New six-screen cinema mooted for Castlebar
13 May 1998
By Deirdre Kelly
REVISED plans for a £3 million six-screen cinema complex opposite Dunnes Stores in Castlebar are to be submitted for planning approval within the next two weeks.
The 40,000 sq. ft. facility, with a capacity to seat 1,200 people, is being backed by Mr. Leo Ward of the Ward Anderson Group of film distributors and Castlebar businessman Mr Tony McHugh, head of Cavendish Lane Properties Limited.
Located on a site opposite the new Dunnes Stores car park, on the old cemetery side of the road, the complex will be one of the most elaborate in the country, and is triple the investment of a rival company's plans for a similar facility at the Roller Bowl complex in Castlebar.
The new improved plans were designed after An Bord Pleanala rejected previous proposals for a £2.3 million facility on a nearby site. This application was turned down as the planning authority deemed it to constitute a large industrial type building and posed a threat to trees in the adjoining cemetery.
According to Mr. Ward the complex is even more elaborate than the group's newest facility in Athlone which will be officially opened on tomorrow (Thursday).
Plans for the development at Knockroghery, Castlebar, will be with planning officers in the next two weeks, he said, and he hoped to have planning permission "very quickly" with a view to starting work straight away.

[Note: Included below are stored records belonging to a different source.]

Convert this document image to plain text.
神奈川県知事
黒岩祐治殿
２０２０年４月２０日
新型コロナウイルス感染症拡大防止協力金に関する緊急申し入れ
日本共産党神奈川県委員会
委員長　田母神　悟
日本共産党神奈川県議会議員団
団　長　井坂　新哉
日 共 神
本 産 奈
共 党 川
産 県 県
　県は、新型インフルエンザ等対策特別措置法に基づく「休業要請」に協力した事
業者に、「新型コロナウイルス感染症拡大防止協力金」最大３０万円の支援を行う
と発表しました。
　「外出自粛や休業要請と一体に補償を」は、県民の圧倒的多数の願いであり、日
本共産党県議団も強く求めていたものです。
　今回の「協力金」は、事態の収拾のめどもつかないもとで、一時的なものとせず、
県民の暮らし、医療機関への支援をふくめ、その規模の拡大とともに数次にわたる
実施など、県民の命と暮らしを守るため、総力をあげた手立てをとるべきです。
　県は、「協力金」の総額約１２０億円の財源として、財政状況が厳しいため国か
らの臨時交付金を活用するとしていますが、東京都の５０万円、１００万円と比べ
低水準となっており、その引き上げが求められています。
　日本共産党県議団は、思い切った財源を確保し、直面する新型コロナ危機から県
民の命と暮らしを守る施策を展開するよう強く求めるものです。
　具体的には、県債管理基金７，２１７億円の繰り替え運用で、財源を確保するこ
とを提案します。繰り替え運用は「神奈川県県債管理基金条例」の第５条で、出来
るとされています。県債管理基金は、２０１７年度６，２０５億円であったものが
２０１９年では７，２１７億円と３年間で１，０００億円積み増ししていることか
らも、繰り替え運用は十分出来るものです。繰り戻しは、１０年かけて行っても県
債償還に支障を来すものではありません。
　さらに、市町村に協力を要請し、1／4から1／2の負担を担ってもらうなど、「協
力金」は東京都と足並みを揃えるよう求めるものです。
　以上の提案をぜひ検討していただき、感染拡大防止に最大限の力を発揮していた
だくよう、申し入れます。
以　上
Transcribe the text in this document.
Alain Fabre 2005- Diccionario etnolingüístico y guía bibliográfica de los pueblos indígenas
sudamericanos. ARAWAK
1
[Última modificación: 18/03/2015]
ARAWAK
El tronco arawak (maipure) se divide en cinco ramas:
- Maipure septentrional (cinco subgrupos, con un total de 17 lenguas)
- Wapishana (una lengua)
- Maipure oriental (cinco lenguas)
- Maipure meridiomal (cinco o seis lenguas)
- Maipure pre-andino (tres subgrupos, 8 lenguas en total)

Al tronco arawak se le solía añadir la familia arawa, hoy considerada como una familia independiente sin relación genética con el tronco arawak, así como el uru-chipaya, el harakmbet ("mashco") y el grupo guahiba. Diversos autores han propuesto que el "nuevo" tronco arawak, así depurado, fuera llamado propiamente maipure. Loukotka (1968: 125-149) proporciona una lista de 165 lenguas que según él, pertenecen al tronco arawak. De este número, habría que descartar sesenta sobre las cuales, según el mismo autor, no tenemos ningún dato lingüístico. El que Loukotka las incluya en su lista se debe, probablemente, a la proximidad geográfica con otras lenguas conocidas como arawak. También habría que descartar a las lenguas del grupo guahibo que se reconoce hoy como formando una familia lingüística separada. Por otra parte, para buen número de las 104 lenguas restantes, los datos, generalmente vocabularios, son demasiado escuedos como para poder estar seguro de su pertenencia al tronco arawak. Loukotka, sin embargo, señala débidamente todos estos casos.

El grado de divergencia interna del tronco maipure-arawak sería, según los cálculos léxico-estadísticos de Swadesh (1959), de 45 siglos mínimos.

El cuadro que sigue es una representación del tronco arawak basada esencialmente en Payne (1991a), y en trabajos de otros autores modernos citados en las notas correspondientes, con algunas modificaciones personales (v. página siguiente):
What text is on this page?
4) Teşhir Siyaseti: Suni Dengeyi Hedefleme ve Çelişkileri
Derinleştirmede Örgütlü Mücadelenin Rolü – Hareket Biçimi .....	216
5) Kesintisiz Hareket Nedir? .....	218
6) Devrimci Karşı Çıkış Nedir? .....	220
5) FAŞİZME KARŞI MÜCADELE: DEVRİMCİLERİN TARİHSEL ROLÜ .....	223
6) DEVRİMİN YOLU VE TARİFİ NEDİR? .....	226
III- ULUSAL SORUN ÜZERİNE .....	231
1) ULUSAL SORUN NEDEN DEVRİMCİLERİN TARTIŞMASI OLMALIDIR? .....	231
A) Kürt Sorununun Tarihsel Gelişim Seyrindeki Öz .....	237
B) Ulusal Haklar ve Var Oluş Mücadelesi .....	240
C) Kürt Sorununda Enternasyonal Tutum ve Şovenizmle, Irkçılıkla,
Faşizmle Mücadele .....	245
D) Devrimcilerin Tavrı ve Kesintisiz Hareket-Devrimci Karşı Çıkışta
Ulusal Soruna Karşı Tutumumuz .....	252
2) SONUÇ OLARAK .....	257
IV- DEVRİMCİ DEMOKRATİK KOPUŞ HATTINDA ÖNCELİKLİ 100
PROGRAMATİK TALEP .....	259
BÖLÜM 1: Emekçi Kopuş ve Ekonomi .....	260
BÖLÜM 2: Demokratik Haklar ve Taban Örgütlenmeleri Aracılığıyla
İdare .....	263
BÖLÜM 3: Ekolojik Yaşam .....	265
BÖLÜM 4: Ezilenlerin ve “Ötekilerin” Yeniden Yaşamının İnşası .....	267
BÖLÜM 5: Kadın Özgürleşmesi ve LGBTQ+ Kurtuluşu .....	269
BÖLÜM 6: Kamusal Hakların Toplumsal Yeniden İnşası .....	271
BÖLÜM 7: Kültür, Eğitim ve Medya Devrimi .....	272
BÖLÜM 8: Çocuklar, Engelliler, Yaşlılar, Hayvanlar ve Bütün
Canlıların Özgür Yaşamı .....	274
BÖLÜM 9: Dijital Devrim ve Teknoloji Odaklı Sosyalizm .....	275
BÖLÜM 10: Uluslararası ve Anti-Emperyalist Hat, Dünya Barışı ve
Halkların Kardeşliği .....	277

Up to the same high standard as the Omniplex in Galway City, and similar to the Savoy in Dublin, Mr. Ward said the Castlebar facility would bring state-of-the-art cinema to Mayo.
He had not been put off by An Bord Pleanala's decision to grant permission to Barcastle Industries Limited for a £1m. multiplex facility on the grounds of the old Bacon Factory site.
"It will make us more determined to get ahead and start it," he said.
Mr. Ward said he considered the new site better than the old proposed site and did not envisage any problems in this regard.
The extensive car parking in the area was an added bonus and he hoped to see the area become a central focus of the town.
The facility would also create 35 jobs between full and part-time staff.
Mr. Ward continued: "The cinema will be something County Mayo have not experience in the past and it will be as good as any Dublin cinema.
"Unless the facility was top class we could not afford to go on with it. With opposition there we have to make sure our complex is first class."